Sensitivity Analyses for Clustered Data: An Illustration from a Large-scale Clustered Randomized Controlled Trial in Education
December 2014
Abe, Y. & Gee, K. A.
Evaluation and Program Planning
Abe, Y. & Gee, K. A. (2014). Sensitivity analyses for clustered data: An illustration from a large-scale clustered randomized controlled trial in education. Evaluation and Program Planning, 47, 26-34.

As researchers begin to use cluster randomized controlled trials (RCTs) more frequently in their studies, the recurring question of which method of analysis to use becomes more important. This is especially true for clustered data, which groups individuals into higher level units. Failure to select an evaluation method that accounts for the correlation between these grouped individuals in the higher-level units can result in bias. To emphasize the importance of using well-thought-out sensitivity analysis when using clustered data for RCTs, Yasuyo Abe co-authored a paper exploring this topic.

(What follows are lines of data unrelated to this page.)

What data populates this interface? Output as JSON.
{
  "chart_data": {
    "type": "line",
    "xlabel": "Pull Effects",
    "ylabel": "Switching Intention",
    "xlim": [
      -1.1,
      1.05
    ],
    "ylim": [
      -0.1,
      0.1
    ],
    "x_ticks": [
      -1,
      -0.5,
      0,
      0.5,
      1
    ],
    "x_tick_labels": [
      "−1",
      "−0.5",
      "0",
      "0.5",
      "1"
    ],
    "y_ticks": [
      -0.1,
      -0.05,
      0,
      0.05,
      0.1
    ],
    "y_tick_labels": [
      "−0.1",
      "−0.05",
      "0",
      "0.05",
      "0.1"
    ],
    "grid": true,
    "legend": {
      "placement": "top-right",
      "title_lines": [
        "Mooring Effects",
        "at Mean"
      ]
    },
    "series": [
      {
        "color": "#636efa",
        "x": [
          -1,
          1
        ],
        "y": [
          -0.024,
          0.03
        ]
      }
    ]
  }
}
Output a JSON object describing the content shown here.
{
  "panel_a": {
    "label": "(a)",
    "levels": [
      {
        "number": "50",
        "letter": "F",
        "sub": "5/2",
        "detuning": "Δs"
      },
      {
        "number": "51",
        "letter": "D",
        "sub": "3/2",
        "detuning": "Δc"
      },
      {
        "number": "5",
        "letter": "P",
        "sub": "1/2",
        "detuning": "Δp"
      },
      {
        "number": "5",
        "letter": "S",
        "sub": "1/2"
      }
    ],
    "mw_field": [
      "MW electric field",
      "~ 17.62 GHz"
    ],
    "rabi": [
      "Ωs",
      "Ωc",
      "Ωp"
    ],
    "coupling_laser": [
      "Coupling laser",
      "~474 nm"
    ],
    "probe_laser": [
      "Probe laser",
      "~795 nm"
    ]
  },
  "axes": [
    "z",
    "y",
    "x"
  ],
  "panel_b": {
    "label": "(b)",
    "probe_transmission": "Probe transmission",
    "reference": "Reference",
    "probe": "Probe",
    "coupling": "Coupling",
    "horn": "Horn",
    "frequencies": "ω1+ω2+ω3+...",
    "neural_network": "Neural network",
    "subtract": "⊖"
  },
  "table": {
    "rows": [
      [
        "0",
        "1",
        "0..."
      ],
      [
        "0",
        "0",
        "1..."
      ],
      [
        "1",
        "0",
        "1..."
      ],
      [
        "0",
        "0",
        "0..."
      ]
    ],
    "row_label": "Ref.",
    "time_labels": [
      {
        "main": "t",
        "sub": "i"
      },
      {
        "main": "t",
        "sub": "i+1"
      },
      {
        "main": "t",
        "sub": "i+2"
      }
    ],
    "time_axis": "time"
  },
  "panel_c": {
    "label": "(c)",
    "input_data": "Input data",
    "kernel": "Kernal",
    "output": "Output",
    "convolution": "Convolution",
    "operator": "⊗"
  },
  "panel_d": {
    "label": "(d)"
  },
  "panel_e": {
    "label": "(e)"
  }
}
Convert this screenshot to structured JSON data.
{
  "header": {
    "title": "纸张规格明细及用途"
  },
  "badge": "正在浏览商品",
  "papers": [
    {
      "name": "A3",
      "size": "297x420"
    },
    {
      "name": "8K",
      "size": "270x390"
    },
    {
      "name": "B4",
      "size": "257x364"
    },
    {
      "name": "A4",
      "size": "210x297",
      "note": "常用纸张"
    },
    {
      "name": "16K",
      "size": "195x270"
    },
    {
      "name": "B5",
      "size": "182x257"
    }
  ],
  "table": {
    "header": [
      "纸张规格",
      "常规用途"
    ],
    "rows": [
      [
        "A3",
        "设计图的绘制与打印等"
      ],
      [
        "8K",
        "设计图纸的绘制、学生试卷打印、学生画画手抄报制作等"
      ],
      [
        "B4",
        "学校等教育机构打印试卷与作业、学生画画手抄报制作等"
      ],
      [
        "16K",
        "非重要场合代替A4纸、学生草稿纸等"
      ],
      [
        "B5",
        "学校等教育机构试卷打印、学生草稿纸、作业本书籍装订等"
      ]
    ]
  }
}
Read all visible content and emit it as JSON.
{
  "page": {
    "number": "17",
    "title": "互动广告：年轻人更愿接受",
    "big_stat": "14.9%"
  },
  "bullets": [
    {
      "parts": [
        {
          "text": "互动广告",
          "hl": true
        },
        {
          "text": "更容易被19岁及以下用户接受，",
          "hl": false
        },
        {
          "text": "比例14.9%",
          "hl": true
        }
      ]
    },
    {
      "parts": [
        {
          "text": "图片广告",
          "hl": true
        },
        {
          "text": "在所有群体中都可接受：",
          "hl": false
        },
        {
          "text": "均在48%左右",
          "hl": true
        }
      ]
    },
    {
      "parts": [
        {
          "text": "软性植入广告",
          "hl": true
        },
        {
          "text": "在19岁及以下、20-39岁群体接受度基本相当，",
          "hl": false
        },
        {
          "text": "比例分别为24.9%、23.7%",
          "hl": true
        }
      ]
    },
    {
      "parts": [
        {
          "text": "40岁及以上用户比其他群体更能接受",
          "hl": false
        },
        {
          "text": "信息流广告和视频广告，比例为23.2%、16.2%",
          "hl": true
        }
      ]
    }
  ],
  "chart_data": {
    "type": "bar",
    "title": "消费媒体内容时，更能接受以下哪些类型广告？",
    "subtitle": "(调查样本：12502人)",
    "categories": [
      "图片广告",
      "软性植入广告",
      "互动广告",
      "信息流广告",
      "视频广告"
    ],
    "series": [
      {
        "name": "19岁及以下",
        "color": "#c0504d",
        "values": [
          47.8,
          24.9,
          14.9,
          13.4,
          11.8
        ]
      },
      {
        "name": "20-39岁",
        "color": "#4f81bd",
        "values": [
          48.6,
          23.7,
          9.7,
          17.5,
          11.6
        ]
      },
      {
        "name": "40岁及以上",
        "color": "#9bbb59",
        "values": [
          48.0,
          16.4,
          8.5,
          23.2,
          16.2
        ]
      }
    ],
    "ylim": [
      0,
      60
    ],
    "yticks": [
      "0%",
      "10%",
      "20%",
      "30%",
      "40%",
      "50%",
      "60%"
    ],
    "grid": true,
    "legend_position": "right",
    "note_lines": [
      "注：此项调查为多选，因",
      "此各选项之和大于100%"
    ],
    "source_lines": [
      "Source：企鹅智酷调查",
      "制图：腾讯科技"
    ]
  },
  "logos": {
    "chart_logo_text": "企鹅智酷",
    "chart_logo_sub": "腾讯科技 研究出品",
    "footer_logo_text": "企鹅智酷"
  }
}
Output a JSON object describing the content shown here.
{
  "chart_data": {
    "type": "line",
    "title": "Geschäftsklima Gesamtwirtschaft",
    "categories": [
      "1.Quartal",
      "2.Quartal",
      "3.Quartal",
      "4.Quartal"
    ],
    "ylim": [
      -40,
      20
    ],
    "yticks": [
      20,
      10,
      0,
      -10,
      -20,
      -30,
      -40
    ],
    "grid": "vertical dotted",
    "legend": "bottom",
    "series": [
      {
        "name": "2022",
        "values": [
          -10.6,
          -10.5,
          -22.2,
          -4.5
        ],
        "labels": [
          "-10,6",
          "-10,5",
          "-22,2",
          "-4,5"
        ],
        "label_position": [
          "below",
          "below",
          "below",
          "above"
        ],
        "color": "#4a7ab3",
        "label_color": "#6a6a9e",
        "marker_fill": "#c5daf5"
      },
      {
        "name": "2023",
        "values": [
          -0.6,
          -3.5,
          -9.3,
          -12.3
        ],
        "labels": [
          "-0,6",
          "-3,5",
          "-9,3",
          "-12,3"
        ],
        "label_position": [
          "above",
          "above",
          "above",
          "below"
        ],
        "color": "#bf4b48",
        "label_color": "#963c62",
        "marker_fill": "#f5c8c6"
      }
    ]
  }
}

This study used data from a cluster RCT of the Pacific Communities with High Performance in Literacy Development (Pacific CHILD), a teacher professional development program. This evaluation had a sample of 45 elementary schools which were randomly assigned to treatment or control groups and sought to measure student reading achievement. Using the Pacific CHILD evaluation, this study used the four most common analytic methods applied to clustered data: 1) hierarchical linear modeling (HLM); 2) feasible generalized least squares (FGLS); 3) generalized estimating equations (GEE); and 4) ordinary least squares regression (OLS) with cluster-robust (Huber-White) standard errors.

Researchers compared the findings of each method, revealing inconsistent results in sizes and significance of observed effects. These results emphasize that there is no "correct" method of estimation, and that researchers must rely on their judgement and sensitivity analyses when making analytic decisions. The results of this study are especially important for fields that have seen increased use of cluster RCTs in impact evaluation, such as education, public health, and social welfare.